O.F.: Shah Pahlavi, for example, who said to me, in 1973, before the great oil price wars,"...it's only fair that you (Europeans) should have to pay more for oil. Let's say...ten times more." A little later, he denied this statement. Then he went ahead and raised the price.

Q.: But this sort of thing is only significant seen in hindsight; after all, the Shah makes a lot of unfulfilled threats in the same paragraph. Your techniques tend to elicit statements that may or may not have any relevance to the way these political figures act, statements that pamper to unsubstantive psychohistory.

O.F.: Listen, the book has no such ambitions. I state, in the first sentence, "This book does not claim to be anything but what it is: I mean a direct witness to fourteen political figures of contemporary history."

Q: Now I'm going to put you a brutal question, Ms.
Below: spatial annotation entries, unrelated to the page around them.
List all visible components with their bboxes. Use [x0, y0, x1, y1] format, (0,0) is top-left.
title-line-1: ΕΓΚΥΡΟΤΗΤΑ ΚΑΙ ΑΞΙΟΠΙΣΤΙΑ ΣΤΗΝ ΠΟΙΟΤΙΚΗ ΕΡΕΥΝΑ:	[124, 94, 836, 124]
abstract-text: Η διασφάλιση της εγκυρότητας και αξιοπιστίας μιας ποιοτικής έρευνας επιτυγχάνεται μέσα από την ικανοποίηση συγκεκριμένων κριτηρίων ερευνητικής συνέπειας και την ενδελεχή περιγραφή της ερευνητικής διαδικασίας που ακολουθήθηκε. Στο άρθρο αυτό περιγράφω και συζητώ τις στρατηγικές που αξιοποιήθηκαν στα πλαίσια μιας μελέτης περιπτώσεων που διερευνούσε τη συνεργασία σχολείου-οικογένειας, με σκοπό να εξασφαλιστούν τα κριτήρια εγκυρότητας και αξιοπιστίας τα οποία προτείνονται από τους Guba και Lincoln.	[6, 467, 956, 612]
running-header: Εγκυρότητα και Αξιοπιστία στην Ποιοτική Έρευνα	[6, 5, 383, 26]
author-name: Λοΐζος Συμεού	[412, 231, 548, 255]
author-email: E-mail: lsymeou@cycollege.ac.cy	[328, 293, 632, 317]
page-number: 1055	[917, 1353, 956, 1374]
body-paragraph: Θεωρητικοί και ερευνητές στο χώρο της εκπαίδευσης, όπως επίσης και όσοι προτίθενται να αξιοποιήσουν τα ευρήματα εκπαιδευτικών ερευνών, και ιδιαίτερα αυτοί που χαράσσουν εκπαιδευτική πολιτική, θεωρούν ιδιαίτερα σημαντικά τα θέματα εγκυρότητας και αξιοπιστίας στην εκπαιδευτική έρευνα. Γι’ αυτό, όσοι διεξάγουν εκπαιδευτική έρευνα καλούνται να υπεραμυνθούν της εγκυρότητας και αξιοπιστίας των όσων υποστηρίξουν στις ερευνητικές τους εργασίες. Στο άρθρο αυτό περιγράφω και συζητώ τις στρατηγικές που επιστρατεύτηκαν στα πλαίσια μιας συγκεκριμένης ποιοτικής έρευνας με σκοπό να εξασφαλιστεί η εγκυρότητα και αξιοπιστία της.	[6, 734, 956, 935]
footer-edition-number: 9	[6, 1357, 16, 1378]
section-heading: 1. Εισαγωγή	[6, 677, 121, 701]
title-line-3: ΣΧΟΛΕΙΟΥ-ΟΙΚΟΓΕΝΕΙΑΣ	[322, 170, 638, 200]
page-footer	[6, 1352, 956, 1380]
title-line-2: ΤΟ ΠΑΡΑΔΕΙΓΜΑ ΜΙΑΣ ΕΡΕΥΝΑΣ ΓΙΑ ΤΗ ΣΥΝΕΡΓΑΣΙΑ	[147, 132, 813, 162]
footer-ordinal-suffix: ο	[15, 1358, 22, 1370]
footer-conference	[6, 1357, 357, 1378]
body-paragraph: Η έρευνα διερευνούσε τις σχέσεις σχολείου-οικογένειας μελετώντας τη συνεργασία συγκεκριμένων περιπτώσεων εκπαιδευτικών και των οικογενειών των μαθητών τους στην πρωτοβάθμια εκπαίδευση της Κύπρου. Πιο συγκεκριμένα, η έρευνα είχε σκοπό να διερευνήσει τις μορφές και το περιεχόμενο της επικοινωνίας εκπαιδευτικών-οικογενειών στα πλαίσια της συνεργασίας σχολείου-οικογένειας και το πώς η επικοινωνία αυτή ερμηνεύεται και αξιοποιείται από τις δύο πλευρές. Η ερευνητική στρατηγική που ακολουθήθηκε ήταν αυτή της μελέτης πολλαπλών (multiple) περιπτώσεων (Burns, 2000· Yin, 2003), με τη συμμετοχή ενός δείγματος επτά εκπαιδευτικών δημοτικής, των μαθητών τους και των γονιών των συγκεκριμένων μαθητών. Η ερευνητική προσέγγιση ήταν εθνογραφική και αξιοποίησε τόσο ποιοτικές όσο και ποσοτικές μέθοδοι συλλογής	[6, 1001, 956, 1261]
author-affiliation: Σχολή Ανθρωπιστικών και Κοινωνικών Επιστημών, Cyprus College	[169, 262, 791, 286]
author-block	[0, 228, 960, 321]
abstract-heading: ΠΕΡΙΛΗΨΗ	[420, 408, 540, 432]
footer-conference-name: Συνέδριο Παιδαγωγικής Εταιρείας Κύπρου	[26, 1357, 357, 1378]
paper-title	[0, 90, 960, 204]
Fallaci. How can you claim the right to be even a witness of history if you reject the responsibility of objective reporting?

O.F.: You're really trying to get me with my own sword, aren't you. You've even adopted my phrase, that one about the brutal question. But don't you have a proverb, in English, "imitation is the sincerest form of flattery?" For all your vulgar attacks, you seem to have read my interviews closely; they fascinated you, I can see from these questions.

Q.: Your interviews are fascinating, Ms. Fallaci, fascinating and seductive. So are you; the interviews reflect your personality, as you say in what may be the most revealing sentence in your book. But the problem is that the only voice one can be sure one hears in what should be dialogues is yours. This book can't claim to be a direct witness to some of the few who, you contend, make history; it's only your personal interpretation of these 14 people, based on impressions gathered over a few hours, at most. It's wrong to call your book an Interview with History. It's an interview with Oriana Fallaci.